“I don't know where the artificial stops and the real starts,” Andy Warhol once wrote. (I've got Warhol on the brain because I just wrote an essay about a show of his work at the Dayton Art Institute.)
When the George Zimmerman verdict happened, I had all of this stuff swirling around in my head: Warhol , Skittles and gunshots, TV outrage, a murdered kid and the murderer going off scott-free. At the time, when the verdict came out, I was kind of overwhelmed and exhausted by it. Sick really of the whole stupid thing because it just seemed so awful. The image of George Zimmerman, obviously having comforted himself by overeating, sitting in a suit, on the verge of tears because of relief but also a dread of having to live the rest of his life in hiding, and then the images of Trayvon Martin, all kind of strangely symbolic, from the hoodie to the Skittles, from being hugged and kissed by his dad to blowing pot-smoke-rings and showing off a hand-gun, all of it just a bunch of images that seemed to have been appropriated, Warhol-style, and transformed into what people wanted them to be on Facebook, Twitter, whatever platform you name.
This whole situation has played out like an art project in a lot of ways. Which is really a rotten thing to say but true none-the-less. A political cluster-fuck got fueled by bite-size fruit candies, canned iced tea, neighborhood-watch zealotry, and scrapes on the back of the head. All the moments were turned into political stances, and everyone on TV and everywhere else have used the killing as a way to proclaim how they want to be seen and understood.
“I don't know where the artificial stops and the real starts.”
Yup. Warhol. "The artificial" and "the real" feed into one another, until everything has a sort of squalid glamor, but the true feeling gets eaten alive by the way you are supposed to feel. I kept tripping myself up philosophically, thinking about the jury and the stand-your-ground bull-shit and Zimmerman's sad-sack existence, and Martin's not having any kind of existence anymore outside of the images we want to associate with him. Skittles versus hand-guns. Little boy lost versus thug.
I really want to feel just sad.
That's it.
It's just plain sad.
But that's outside of the real, outside even of the artificial. Feeling sad is a response to the confusion caused by not wanting to be a part of the circus and the silly, messed-up way politics are both practiced and represented. A boy got killed. He might not have been innocent but who is? And an idiot with a gun, a Barney-Fife-in-waiting, made a huge and impossible mistake. I guess you can use the situation for anything you want, but I want to use it as a way to mourn not just death, but the whole godforsaken universe.
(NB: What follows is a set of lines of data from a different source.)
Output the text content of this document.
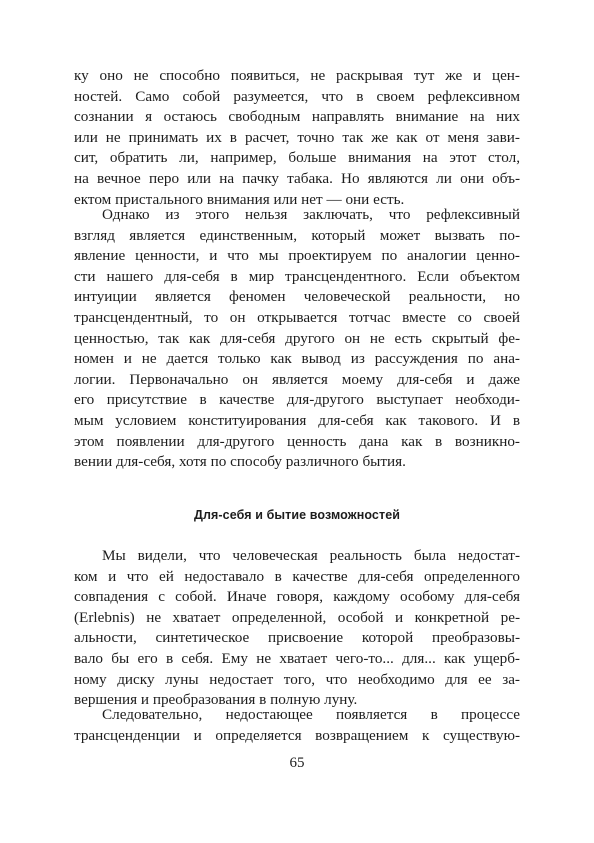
ку оно не способно появиться, не раскрывая тут же и цен-
ностей. Само собой разумеется, что в своем рефлексивном
сознании я остаюсь свободным направлять внимание на них
или не принимать их в расчет, точно так же как от меня зави-
сит, обратить ли, например, больше внимания на этот стол,
на вечное перо или на пачку табака. Но являются ли они объ-
ектом пристального внимания или нет — они есть.
Однако из этого нельзя заключать, что рефлексивный
взгляд является единственным, который может вызвать по-
явление ценности, и что мы проектируем по аналогии ценно-
сти нашего для-себя в мир трансцендентного. Если объектом
интуиции является феномен человеческой реальности, но
трансцендентный, то он открывается тотчас вместе со своей
ценностью, так как для-себя другого он не есть скрытый фе-
номен и не дается только как вывод из рассуждения по ана-
логии. Первоначально он является моему для-себя и даже
его присутствие в качестве для-другого выступает необходи-
мым условием конституирования для-себя как такового. И в
этом появлении для-другого ценность дана как в возникно-
вении для-себя, хотя по способу различного бытия.
Для-себя и бытие возможностей
Мы видели, что человеческая реальность была недостат-
ком и что ей недоставало в качестве для-себя определенного
совпадения с собой. Иначе говоря, каждому особому для-себя
(Erlebnis) не хватает определенной, особой и конкретной ре-
альности, синтетическое присвоение которой преобразовы-
вало бы его в себя. Ему не хватает чего-то... для... как ущерб-
ному диску луны недостает того, что необходимо для ее за-
вершения и преобразования в полную луну.
Следовательно, недостающее появляется в процессе
трансценденции и определяется возвращением к существую-
65
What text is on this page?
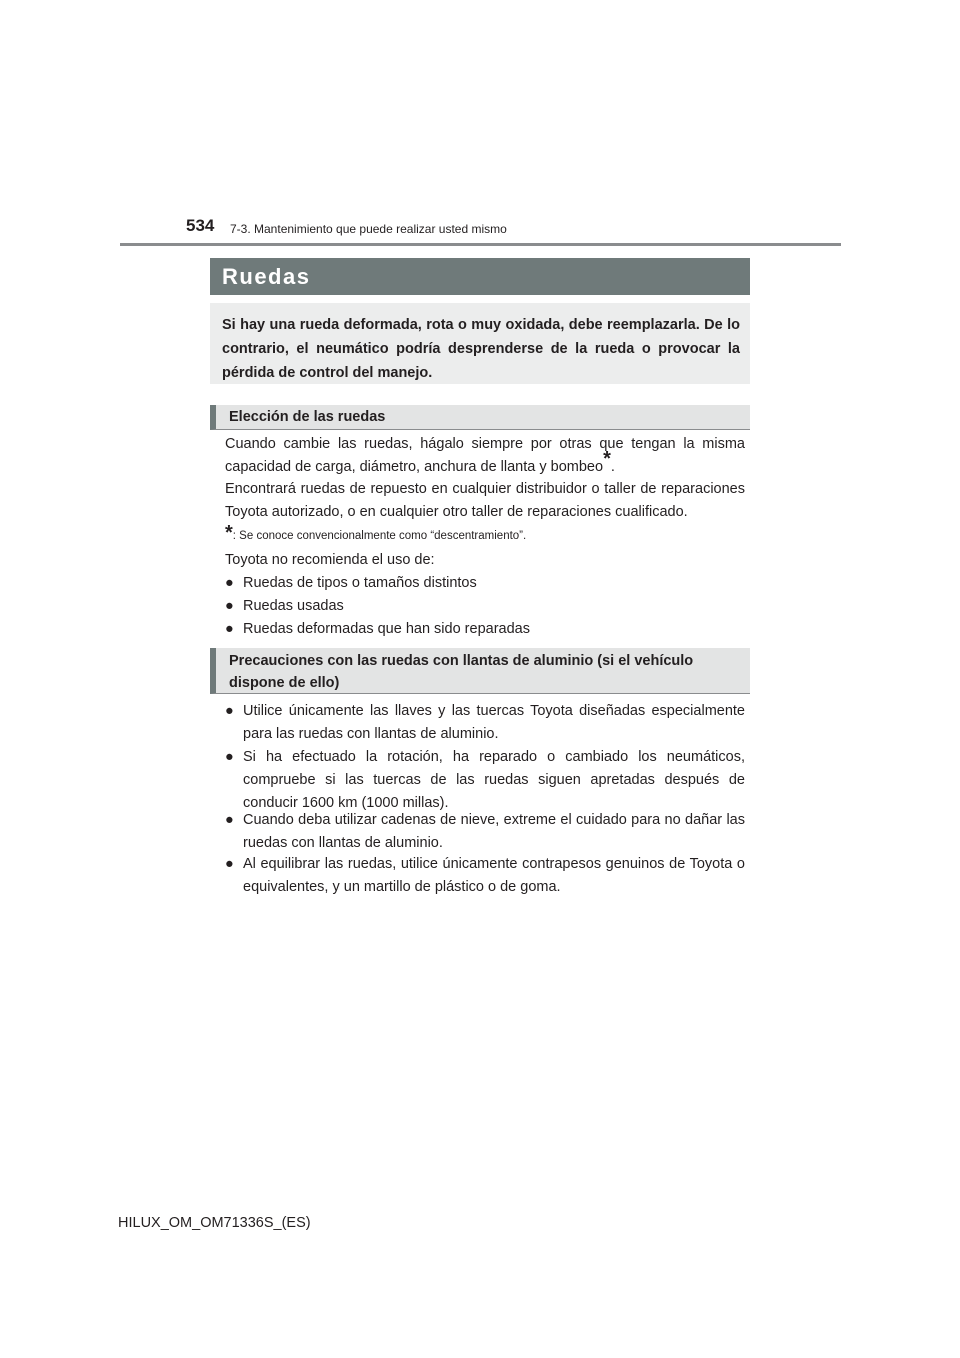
534 7-3. Mantenimiento que puede realizar usted mismo
Ruedas
Si hay una rueda deformada, rota o muy oxidada, debe reemplazarla. De lo contrario, el neumático podría desprenderse de la rueda o provocar la pérdida de control del manejo.
Elección de las ruedas
Cuando cambie las ruedas, hágalo siempre por otras que tengan la misma capacidad de carga, diámetro, anchura de llanta y bombeo*.
Encontrará ruedas de repuesto en cualquier distribuidor o taller de reparaciones Toyota autorizado, o en cualquier otro taller de reparaciones cualificado.
*: Se conoce convencionalmente como “descentramiento”.
Toyota no recomienda el uso de:
● Ruedas de tipos o tamaños distintos
● Ruedas usadas
● Ruedas deformadas que han sido reparadas
Precauciones con las ruedas con llantas de aluminio (si el vehículo dispone de ello)
● Utilice únicamente las llaves y las tuercas Toyota diseñadas especialmente para las ruedas con llantas de aluminio.
● Si ha efectuado la rotación, ha reparado o cambiado los neumáticos, compruebe si las tuercas de las ruedas siguen apretadas después de conducir 1600 km (1000 millas).
● Cuando deba utilizar cadenas de nieve, extreme el cuidado para no dañar las ruedas con llantas de aluminio.
● Al equilibrar las ruedas, utilice únicamente contrapesos genuinos de Toyota o equivalentes, y un martillo de plástico o de goma.
HILUX_OM_OM71336S_(ES)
And then President Obama yesterday stuns the world by kind of saying the same things I'm trying to say. Here, the last portion of his talk yesterday:
It's kind of a ramble and not. He was stumbling through because I think he really meant everything he was saying and yet there really isn't a way to convey what he was trying to get at in the context of "politics" and "press briefings." As he says, it's not really productive when politicians "try to organize conversations." No soundbites or federal programs are going to make any difference, he seems to be saying, unless we start separating the "artificial" from the "real."
Everybody has to shut up, reinvent their brains, and come at it anew.
I don't know if that will ever happen. I don't think President Obama does either. Which is why I think he might be the only leader who can make anything happen. Not because he's African American, or because he "could have been Trayvon Martin." But because he seems to sad and lost, and I think that's where we all should be coming from right now. We all just need to be sad and lost together for a while, and then start trying to find our way out together, without propaganda and without artifice. We need to get real.